Chômage en sursis : quand la Belgique réforme… la dignité humaine

Par Bouchaib El Bazi

Mercredi 29 octobre, les syndicats belges ont décidé de monter une nouvelle barricade — non pas devant le Parlement, mais devant la Cour constitutionnelle. Le front commun syndical (CSC, FGTB, CGSLB), soutenu par une ribambelle d’organisations de la société civile — Ligue des droits humains, Ligue des familles, BAPN, Vie Féminine, Soralia — a déposé une requête en annulation et en suspension contre la réforme du chômage.

Motif , cette réforme « temporaire » serait en réalité une attaque permanente contre la sécurité sociale.

Autrement dit , la solidarité, oui, mais avec date de péremption. Une réforme “Arizona” sous climat désertique.

Le gouvernement dit Arizona a-t-il voulu s’inspirer du climat de cet État américain ? Tout semble l’indiquer , chaleur sèche pour les allocataires, sécheresse des moyens pour les plus fragiles.

Derrière la technicité administrative se cache une équation simple , moins tu gagnes, plus tu dégages.Les mesures transitoires introduisent une limitation dans le temps des allocations de chômage. Six mois, pas un jour de plus, pour retrouver du travail. Après quoi, la dignité se retrouvera, elle aussi, en fin de droits.
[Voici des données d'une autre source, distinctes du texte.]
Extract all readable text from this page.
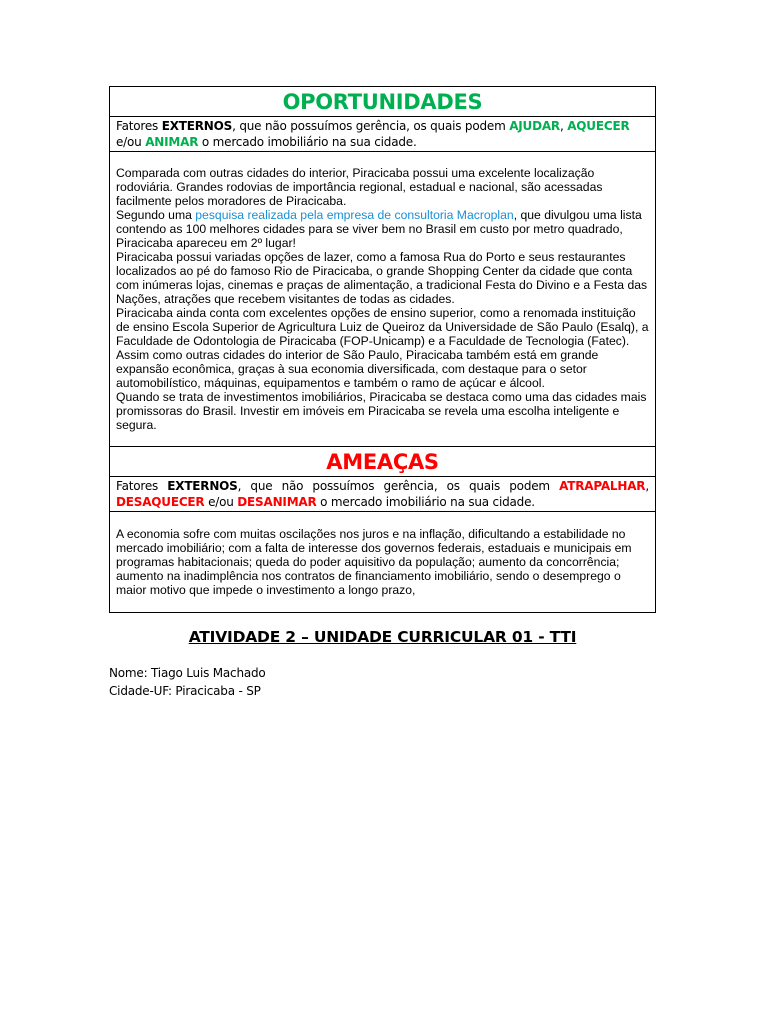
OPORTUNIDADES
Fatores EXTERNOS, que não possuímos gerência, os quais podem AJUDAR, AQUECER e/ou ANIMAR o mercado imobiliário na sua cidade.

Comparada com outras cidades do interior, Piracicaba possui uma excelente localização rodoviária. Grandes rodovias de importância regional, estadual e nacional, são acessadas facilmente pelos moradores de Piracicaba.

Segundo uma pesquisa realizada pela empresa de consultoria Macroplan, que divulgou uma lista contendo as 100 melhores cidades para se viver bem no Brasil em custo por metro quadrado, Piracicaba apareceu em 2º lugar!

Piracicaba possui variadas opções de lazer, como a famosa Rua do Porto e seus restaurantes localizados ao pé do famoso Rio de Piracicaba, o grande Shopping Center da cidade que conta com inúmeras lojas, cinemas e praças de alimentação, a tradicional Festa do Divino e a Festa das Nações, atrações que recebem visitantes de todas as cidades.

Piracicaba ainda conta com excelentes opções de ensino superior, como a renomada instituição de ensino Escola Superior de Agricultura Luiz de Queiroz da Universidade de São Paulo (Esalq), a Faculdade de Odontologia de Piracicaba (FOP-Unicamp) e a Faculdade de Tecnologia (Fatec).

Assim como outras cidades do interior de São Paulo, Piracicaba também está em grande expansão econômica, graças à sua economia diversificada, com destaque para o setor automobilístico, máquinas, equipamentos e também o ramo de açúcar e álcool.

Quando se trata de investimentos imobiliários, Piracicaba se destaca como uma das cidades mais promissoras do Brasil. Investir em imóveis em Piracicaba se revela uma escolha inteligente e segura.

AMEAÇAS
Fatores EXTERNOS, que não possuímos gerência, os quais podem ATRAPALHAR, DESAQUECER e/ou DESANIMAR o mercado imobiliário na sua cidade.

A economia sofre com muitas oscilações nos juros e na inflação, dificultando a estabilidade no mercado imobiliário; com a falta de interesse dos governos federais, estaduais e municipais em programas habitacionais; queda do poder aquisitivo da população; aumento da concorrência; aumento na inadimplência nos contratos de financiamento imobiliário, sendo o desemprego o maior motivo que impede o investimento a longo prazo,

ATIVIDADE 2 – UNIDADE CURRICULAR 01 - TTI
Nome: Tiago Luis Machado
Cidade-UF: Piracicaba - SP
« Une offensive sans précédent contre l’un des socles de la sécurité sociale », dénoncent les syndicats. On les comprend , c’est comme si l’on retirait les fondations d’une maison, au motif qu’elles coûtent trop cher à entretenir.

L’égalité selon la Constitution (et selon l’économie)

Les plaignants invoquent l’article 23 de la Constitution, celui qui garantit à chacun le droit de mener une vie conforme à la dignité humaine. Mais apparemment, certains ont lu cet article en diagonale. Ou alors, ils ont préféré le remplacer par une version budgétairement optimisée .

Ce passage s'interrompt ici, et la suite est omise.